The reading stopped at ". . . brenningly biddeth." (14.473)
Summary:
As the assembled young people continue to drink and joke, Bloom’s thoughts turn not only to Mrs Purefoy, who has been in labour since three days, but also to the memory of his son Rudy, who died when he was just eleven days old. He observes Stephen and feeling rather fatherly toward Stephen is sorry to see him lead a wasteful life of debauchery.
Punch Costello strikes up a bawdy song, when Nurse Quigley comes to the door and reminds them to show some restraint as after all they are in a hospital.
Bloom seems to be the exception to the drinking bout going on. In what is reminiscent of the earlier episode in the library, Stephen is being very voluble. He is quite liberal with his allusions to the old testament and he also refers to other well known - and also not so well known - works of writers, poets and playwrights and philosophers. Naturally Shakespeare makes an appearance in the references to the secondbest bed, to Hamlet and his father.

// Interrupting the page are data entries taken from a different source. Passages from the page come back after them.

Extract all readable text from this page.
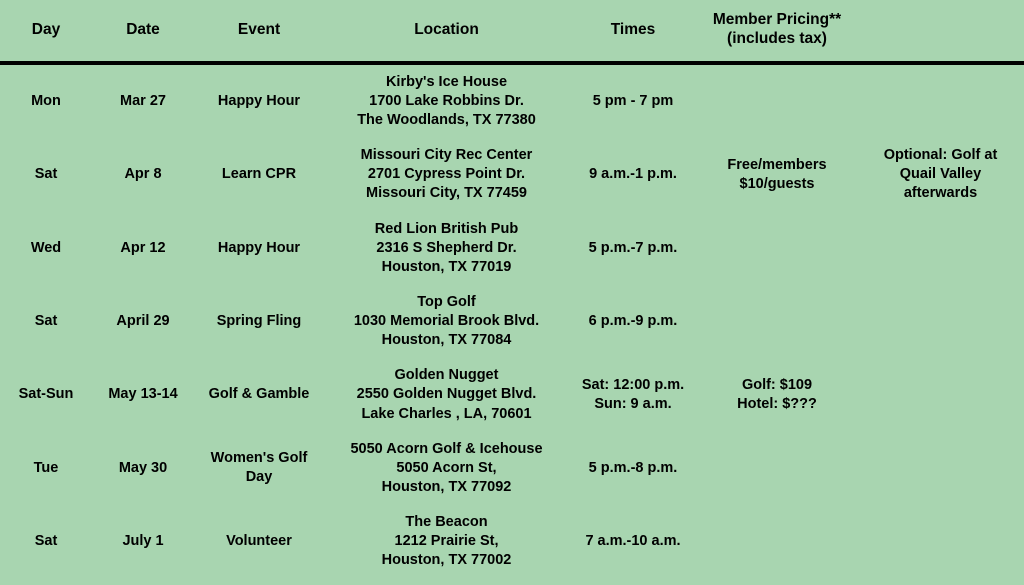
Day	Date	Event	Location	Times	Member Pricing**
(includes tax)	

Mon	Mar 27	Happy Hour	Kirby's Ice House
1700 Lake Robbins Dr.
The Woodlands, TX 77380	5 pm - 7 pm		

Sat	Apr 8	Learn CPR	Missouri City Rec Center
2701 Cypress Point Dr.
Missouri City, TX 77459	9 a.m.-1 p.m.	Free/members
$10/guests	Optional: Golf at
Quail Valley
afterwards

Wed	Apr 12	Happy Hour	Red Lion British Pub
2316 S Shepherd Dr.
Houston, TX 77019	5 p.m.-7 p.m.		

Sat	April 29	Spring Fling	Top Golf
1030 Memorial Brook Blvd.
Houston, TX 77084	6 p.m.-9 p.m.		

Sat-Sun	May 13-14	Golf & Gamble	Golden Nugget
2550 Golden Nugget Blvd.
Lake Charles , LA, 70601	Sat: 12:00 p.m.
Sun: 9 a.m.	Golf: $109
Hotel: $???	

Tue	May 30	Women's Golf Day	5050 Acorn Golf & Icehouse
5050 Acorn St,
Houston, TX 77092	5 p.m.-8 p.m.		

Sat	July 1	Volunteer	The Beacon
1212 Prairie St,
Houston, TX 77002	7 a.m.-10 a.m.		
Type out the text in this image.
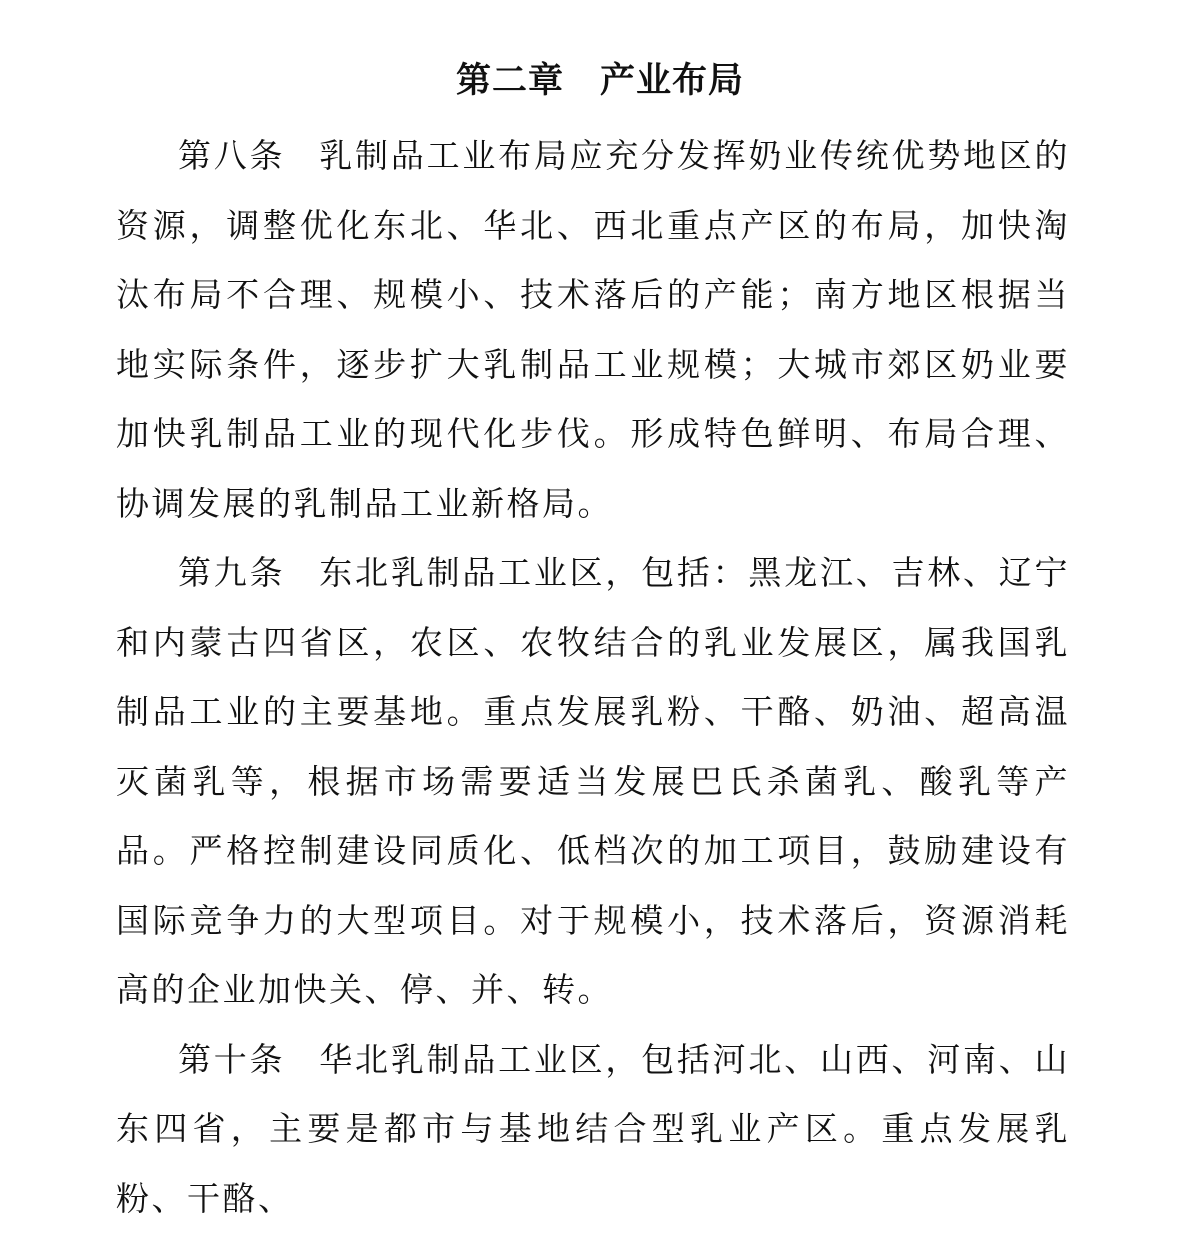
第二章 产业布局

第八条 乳制品工业布局应充分发挥奶业传统优势地区的资源，调整优化东北、华北、西北重点产区的布局，加快淘汰布局不合理、规模小、技术落后的产能；南方地区根据当地实际条件，逐步扩大乳制品工业规模；大城市郊区奶业要加快乳制品工业的现代化步伐。形成特色鲜明、布局合理、协调发展的乳制品工业新格局。

第九条 东北乳制品工业区，包括：黑龙江、吉林、辽宁和内蒙古四省区，农区、农牧结合的乳业发展区，属我国乳制品工业的主要基地。重点发展乳粉、干酪、奶油、超高温灭菌乳等，根据市场需要适当发展巴氏杀菌乳、酸乳等产品。严格控制建设同质化、低档次的加工项目，鼓励建设有国际竞争力的大型项目。对于规模小，技术落后，资源消耗高的企业加快关、停、并、转。

第十条 华北乳制品工业区，包括河北、山西、河南、山东四省，主要是都市与基地结合型乳业产区。重点发展乳粉、干酪、
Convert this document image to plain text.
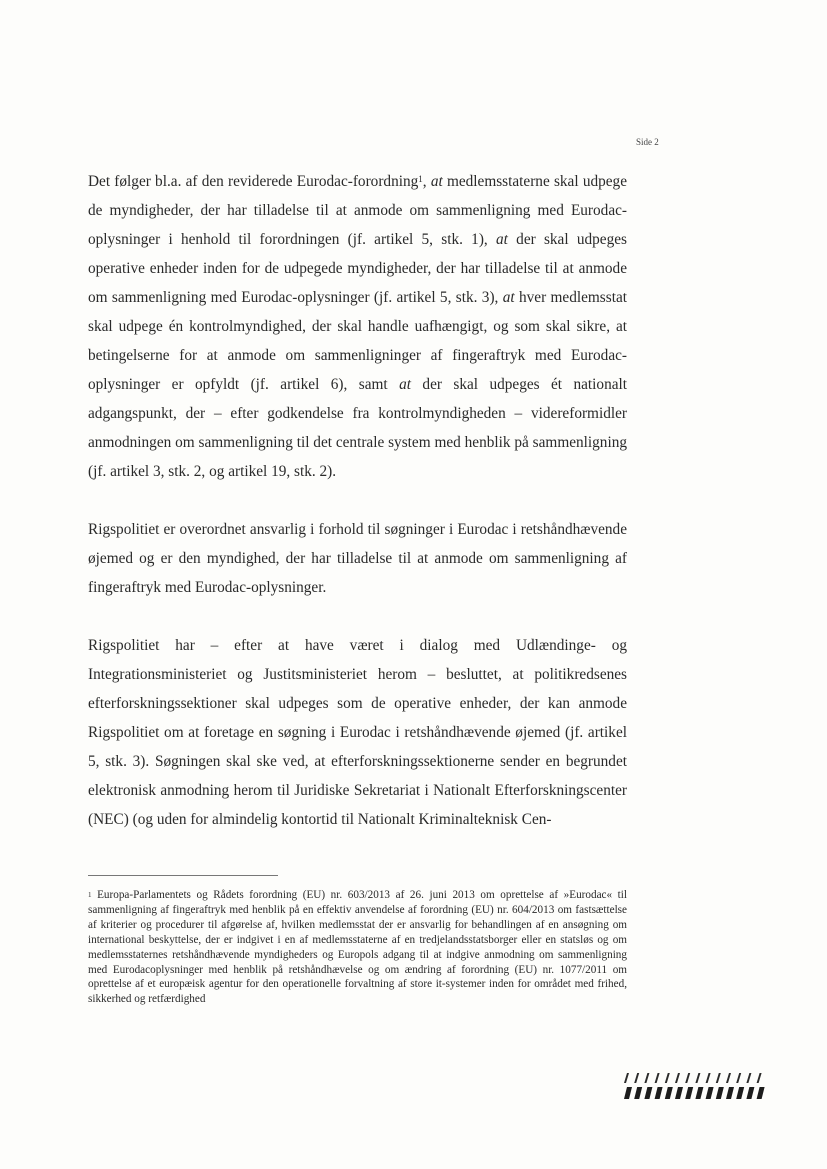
Side 2

Det følger bl.a. af den reviderede Eurodac-forordning$^1$, at medlemsstaterne skal udpege de myndigheder, der har tilladelse til at anmode om sammenligning med Eurodac-oplysninger i henhold til forordningen (jf. artikel 5, stk. 1), at der skal udpeges operative enheder inden for de udpegede myndigheder, der har tilladelse til at anmode om sammenligning med Eurodac-oplysninger (jf. artikel 5, stk. 3), at hver medlemsstat skal udpege én kontrolmyndighed, der skal handle uafhængigt, og som skal sikre, at betingelserne for at anmode om sammenligninger af fingeraftryk med Eurodac-oplysninger er opfyldt (jf. artikel 6), samt at der skal udpeges ét nationalt adgangspunkt, der – efter godkendelse fra kontrolmyndigheden – videreformidler anmodningen om sammenligning til det centrale system med henblik på sammenligning (jf. artikel 3, stk. 2, og artikel 19, stk. 2).

Rigspolitiet er overordnet ansvarlig i forhold til søgninger i Eurodac i retshåndhævende øjemed og er den myndighed, der har tilladelse til at anmode om sammenligning af fingeraftryk med Eurodac-oplysninger.

Rigspolitiet har – efter at have været i dialog med Udlændinge- og Integrationsministeriet og Justitsministeriet herom – besluttet, at politikredsenes efterforskningssektioner skal udpeges som de operative enheder, der kan anmode Rigspolitiet om at foretage en søgning i Eurodac i retshåndhævende øjemed (jf. artikel 5, stk. 3). Søgningen skal ske ved, at efterforskningssektionerne sender en begrundet elektronisk anmodning herom til Juridiske Sekretariat i Nationalt Efterforskningscenter (NEC) (og uden for almindelig kontortid til Nationalt Kriminalteknisk Cen-

$^1$ Europa-Parlamentets og Rådets forordning (EU) nr. 603/2013 af 26. juni 2013 om oprettelse af »Eurodac« til sammenligning af fingeraftryk med henblik på en effektiv anvendelse af forordning (EU) nr. 604/2013 om fastsættelse af kriterier og procedurer til afgørelse af, hvilken medlemsstat der er ansvarlig for behandlingen af en ansøgning om international beskyttelse, der er indgivet i en af medlemsstaterne af en tredjelandsstatsborger eller en statsløs og om medlemsstaternes retshåndhævende myndigheders og Europols adgang til at indgive anmodning om sammenligning med Eurodacoplysninger med henblik på retshåndhævelse og om ændring af forordning (EU) nr. 1077/2011 om oprettelse af et europæisk agentur for den operationelle forvaltning af store it-systemer inden for området med frihed, sikkerhed og retfærdighed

As Punch Castello starts reciting the parody of a nursery rhyme interrupting Stephen's oratory, thunder is heard from outside. Just like Joyce in real life, Stephen too is scared of thunder. Bloom tries to calm him down, explaining in his typical manner the cause of thunder as a natural phenomenon. But Bloom's words do not succeed in quietening Stephen's fear.
As thunder and rain rage outside the hospital, the style of the episode changes yet again, this time to that of Samuel Pepys, the famous diarist of the 17th century.